Call for Papers – Yearbook of International Humanitarian Law Vol. 24 (2021)
Theme: Cultures of International Humanitarian Law
Academic debates about “universalism versus particularism”, which have dominated much of the critical scholarship in international law, remain relatively underexplored in the field of International Humanitarian Law (IHL). This call for papers is an invitation to investigate IHL’s universalism, either to deconstruct the processes through which IHL is produced, interpreted and applied – be it from doctrinal, theoretical, empirical or historical perspectives – or to question the idea that IHL needs critical deconstruction. Authors are encouraged to identify diverging cultures and the epistemic and interpretive communities – whether academic or institutional – that shape IHL.

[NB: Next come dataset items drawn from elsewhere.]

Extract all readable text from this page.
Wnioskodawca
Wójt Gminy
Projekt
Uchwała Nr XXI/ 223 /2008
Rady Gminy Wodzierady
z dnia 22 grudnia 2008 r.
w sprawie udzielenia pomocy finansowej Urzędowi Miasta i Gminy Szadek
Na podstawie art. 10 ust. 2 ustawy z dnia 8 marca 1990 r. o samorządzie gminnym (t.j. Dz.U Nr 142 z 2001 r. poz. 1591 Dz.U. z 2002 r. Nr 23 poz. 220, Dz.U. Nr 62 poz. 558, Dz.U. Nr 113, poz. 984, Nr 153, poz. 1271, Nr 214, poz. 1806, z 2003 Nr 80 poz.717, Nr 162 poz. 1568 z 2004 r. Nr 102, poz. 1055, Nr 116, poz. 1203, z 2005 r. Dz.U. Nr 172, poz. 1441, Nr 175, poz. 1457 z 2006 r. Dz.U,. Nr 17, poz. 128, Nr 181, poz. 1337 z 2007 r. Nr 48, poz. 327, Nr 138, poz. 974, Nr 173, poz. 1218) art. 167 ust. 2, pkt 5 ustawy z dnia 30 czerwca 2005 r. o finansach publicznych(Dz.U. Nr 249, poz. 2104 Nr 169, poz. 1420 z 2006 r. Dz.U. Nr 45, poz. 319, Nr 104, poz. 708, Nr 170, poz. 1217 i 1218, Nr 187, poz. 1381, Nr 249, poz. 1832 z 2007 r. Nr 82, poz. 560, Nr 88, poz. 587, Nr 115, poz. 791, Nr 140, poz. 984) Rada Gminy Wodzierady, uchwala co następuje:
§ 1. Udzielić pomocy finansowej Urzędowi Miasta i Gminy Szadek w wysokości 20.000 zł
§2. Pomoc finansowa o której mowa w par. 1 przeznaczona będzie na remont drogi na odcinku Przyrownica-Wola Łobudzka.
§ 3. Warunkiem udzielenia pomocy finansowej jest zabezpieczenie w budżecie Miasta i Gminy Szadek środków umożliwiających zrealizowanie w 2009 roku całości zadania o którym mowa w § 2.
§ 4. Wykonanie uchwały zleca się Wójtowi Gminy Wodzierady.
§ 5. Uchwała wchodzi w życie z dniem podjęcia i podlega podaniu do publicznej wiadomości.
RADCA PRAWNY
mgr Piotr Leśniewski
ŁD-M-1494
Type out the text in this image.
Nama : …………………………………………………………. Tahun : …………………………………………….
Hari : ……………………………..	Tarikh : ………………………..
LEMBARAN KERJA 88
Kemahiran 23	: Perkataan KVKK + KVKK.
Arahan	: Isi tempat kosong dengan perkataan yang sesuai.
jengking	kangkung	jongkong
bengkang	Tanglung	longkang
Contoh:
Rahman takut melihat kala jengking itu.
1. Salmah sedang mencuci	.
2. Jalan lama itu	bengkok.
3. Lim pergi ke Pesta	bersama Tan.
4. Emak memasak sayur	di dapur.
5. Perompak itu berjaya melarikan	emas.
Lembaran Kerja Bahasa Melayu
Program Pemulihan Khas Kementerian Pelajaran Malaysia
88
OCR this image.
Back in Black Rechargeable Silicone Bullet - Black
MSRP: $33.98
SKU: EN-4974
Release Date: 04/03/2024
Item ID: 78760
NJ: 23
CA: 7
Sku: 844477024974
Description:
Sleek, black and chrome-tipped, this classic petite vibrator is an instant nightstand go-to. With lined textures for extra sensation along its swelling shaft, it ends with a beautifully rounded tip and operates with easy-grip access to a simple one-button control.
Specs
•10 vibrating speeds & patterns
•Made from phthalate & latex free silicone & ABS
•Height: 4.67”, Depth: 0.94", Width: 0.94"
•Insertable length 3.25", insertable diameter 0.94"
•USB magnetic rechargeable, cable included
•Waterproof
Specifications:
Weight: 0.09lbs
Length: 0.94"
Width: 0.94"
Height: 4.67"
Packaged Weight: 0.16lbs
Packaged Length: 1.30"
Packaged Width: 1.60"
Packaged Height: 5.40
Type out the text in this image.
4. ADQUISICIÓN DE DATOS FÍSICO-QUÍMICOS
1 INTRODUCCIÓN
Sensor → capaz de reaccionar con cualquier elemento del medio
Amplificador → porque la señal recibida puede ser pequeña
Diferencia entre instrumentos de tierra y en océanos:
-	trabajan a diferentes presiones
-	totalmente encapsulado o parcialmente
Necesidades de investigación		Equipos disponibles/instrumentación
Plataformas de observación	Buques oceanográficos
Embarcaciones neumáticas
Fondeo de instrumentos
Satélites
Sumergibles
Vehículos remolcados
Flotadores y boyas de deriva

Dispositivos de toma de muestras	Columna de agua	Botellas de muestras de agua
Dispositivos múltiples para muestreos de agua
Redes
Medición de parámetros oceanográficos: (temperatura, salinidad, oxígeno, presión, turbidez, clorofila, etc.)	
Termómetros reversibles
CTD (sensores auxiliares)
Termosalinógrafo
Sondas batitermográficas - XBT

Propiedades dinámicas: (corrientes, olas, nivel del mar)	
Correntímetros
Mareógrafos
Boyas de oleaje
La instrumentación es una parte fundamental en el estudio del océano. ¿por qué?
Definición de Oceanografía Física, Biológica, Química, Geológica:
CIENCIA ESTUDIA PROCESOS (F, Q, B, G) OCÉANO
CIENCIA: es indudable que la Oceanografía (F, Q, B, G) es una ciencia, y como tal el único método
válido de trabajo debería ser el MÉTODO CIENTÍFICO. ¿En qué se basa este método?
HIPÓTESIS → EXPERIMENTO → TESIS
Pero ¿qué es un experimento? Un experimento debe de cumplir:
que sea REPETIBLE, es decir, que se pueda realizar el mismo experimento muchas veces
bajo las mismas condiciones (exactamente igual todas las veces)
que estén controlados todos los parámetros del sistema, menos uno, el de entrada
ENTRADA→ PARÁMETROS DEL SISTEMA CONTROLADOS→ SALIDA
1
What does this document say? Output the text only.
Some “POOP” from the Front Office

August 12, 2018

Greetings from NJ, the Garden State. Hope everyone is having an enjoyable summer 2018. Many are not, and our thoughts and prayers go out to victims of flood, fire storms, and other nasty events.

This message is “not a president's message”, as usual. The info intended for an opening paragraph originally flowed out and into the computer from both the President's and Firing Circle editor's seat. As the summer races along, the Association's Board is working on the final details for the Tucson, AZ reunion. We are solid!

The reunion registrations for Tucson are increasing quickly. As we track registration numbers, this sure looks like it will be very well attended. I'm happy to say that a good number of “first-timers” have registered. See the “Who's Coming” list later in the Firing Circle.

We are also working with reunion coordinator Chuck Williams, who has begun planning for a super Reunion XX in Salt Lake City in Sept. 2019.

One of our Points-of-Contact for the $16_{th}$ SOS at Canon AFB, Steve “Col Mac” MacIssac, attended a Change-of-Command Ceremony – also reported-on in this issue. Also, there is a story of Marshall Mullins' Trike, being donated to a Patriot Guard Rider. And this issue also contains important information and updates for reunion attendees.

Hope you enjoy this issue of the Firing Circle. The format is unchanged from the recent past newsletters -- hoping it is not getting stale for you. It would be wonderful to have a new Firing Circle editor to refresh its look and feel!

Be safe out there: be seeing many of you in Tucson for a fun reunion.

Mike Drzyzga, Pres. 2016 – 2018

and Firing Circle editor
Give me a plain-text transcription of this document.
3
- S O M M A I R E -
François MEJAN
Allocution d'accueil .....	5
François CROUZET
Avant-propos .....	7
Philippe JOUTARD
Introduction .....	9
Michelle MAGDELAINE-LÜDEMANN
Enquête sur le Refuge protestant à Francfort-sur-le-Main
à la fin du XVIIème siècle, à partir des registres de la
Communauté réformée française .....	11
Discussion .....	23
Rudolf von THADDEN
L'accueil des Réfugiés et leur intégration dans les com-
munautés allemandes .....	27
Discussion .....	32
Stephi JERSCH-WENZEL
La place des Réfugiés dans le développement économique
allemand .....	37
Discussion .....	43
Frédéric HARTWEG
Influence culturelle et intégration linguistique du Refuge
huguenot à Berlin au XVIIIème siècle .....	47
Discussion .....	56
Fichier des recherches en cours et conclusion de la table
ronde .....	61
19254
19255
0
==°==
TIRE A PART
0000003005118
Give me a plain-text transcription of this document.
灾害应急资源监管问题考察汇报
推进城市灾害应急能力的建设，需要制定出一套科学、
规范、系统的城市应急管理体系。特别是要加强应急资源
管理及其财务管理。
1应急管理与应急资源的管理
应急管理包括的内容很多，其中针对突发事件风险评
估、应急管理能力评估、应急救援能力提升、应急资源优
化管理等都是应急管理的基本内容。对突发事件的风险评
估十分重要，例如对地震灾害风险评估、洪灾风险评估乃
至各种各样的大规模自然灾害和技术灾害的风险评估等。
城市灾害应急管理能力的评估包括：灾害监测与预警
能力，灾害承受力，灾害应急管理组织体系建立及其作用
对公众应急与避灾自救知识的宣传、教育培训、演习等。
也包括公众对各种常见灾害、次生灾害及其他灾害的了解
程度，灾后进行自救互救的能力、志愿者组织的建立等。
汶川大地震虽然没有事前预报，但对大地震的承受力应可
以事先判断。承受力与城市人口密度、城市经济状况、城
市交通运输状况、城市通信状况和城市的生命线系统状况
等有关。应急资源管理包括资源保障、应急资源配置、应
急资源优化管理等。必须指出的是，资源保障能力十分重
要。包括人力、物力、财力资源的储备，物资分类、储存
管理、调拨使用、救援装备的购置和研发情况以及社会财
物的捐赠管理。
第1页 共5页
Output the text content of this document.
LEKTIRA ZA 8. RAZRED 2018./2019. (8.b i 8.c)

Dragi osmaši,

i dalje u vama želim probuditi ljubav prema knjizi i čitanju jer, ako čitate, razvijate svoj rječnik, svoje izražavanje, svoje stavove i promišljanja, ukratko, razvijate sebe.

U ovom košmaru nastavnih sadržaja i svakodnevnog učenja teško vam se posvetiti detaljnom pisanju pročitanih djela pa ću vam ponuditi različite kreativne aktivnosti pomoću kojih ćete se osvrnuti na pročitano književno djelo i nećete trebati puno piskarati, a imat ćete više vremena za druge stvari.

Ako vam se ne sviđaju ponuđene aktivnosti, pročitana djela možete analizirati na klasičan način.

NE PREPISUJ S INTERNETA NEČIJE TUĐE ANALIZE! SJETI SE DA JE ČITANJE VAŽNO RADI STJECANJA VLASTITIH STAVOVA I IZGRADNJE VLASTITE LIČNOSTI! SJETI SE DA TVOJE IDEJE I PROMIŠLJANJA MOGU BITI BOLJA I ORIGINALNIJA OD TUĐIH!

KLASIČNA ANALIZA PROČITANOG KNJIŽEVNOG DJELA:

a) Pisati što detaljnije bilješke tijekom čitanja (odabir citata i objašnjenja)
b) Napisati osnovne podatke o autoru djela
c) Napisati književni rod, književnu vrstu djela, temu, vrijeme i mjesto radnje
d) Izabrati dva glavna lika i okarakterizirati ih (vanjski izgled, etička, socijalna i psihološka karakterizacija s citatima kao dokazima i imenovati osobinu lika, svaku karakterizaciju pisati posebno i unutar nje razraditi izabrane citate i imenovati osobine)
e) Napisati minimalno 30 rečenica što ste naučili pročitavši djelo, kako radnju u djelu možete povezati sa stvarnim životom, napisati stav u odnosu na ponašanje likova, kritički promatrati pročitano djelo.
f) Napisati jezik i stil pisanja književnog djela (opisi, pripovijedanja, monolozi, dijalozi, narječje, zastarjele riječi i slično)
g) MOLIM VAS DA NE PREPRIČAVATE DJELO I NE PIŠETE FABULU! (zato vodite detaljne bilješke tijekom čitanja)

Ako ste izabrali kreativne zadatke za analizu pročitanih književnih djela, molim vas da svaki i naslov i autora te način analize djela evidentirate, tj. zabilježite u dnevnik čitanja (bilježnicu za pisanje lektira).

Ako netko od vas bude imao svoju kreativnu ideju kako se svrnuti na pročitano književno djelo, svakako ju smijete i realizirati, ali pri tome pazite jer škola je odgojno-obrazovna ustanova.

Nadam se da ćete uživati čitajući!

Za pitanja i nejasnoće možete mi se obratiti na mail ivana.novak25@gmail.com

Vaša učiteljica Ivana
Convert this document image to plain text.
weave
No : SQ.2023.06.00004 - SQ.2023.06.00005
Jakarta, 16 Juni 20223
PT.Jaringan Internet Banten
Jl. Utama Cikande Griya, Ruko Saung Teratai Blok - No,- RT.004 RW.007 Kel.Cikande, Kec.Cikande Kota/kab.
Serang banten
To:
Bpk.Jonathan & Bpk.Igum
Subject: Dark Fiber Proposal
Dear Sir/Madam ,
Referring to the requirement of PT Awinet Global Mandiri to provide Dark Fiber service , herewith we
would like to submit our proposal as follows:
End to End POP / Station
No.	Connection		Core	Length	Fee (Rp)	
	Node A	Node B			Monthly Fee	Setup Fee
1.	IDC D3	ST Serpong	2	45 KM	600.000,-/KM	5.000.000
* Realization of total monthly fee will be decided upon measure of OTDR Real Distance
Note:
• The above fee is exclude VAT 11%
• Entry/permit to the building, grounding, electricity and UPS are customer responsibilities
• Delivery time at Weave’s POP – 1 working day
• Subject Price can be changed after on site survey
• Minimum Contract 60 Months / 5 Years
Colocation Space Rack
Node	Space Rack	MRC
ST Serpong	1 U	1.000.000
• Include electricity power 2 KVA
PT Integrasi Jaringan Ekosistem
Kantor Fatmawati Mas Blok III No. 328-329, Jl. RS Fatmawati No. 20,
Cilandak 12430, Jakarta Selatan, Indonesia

Contributions could deal with some of the following questions: How do various actors (states, courts, experts, activists) differ in their approach to doctrine, and why? How do different intellectual and legal traditions and assumptions regarding the theoretical underpinnings of IHL play out in different contexts? How is IHL understood across different communities of knowledge and practice, and what role do different forms of power play in these understandings? Has there been a doctrinal focus on conflicts between Western states and organized armed groups which tends to favour the interests of Western states? Does this focus make mainstream IHL blind to other issues that arise in other regional and national contexts, and involve other actors? How do current geopolitical shifts affect these phenomena and the interpretation of IHL nationally, regionally or globally?
Volume 24 offers international humanitarian lawyers the opportunity to reflect on what IHL scholarship may have excluded from its scope of analysis, and to bring to light underexplored variation, cases, and approaches to the field.
Interested authors should send an abstract of 500 words to the Managing Editor of the Yearbook, Dr. Rebecca Mignot-Mahdavi ([email protected]) by 1 June 2021. This abstract should include (i) a working title; (ii) your main research questions and hypotheses; (iii) what gap your analysis/argument would fill in the literature; (iv) the provisional structure of your reflections.
Authors of selected abstracts will be notified by 1 July 2021, and the deadline for the submission of final papers, which should be no longer than 13,000 words (including footnotes) is 15 November 2021. Submitted articles should conform to the YIHL guidelines and will be sent for double-blind peer review. The Editorial Board aims to publish Vol. 24 (2021) at the end of the ensuing year.
N.B.: The present Call for Papers concerns the special thematic section of the Yearbook of International Humanitarian Law on the Cultures of International Humanitarian Law. Other than these thematic articles, the YIHL accepts general articles on any IHL-related theme on a rolling basis.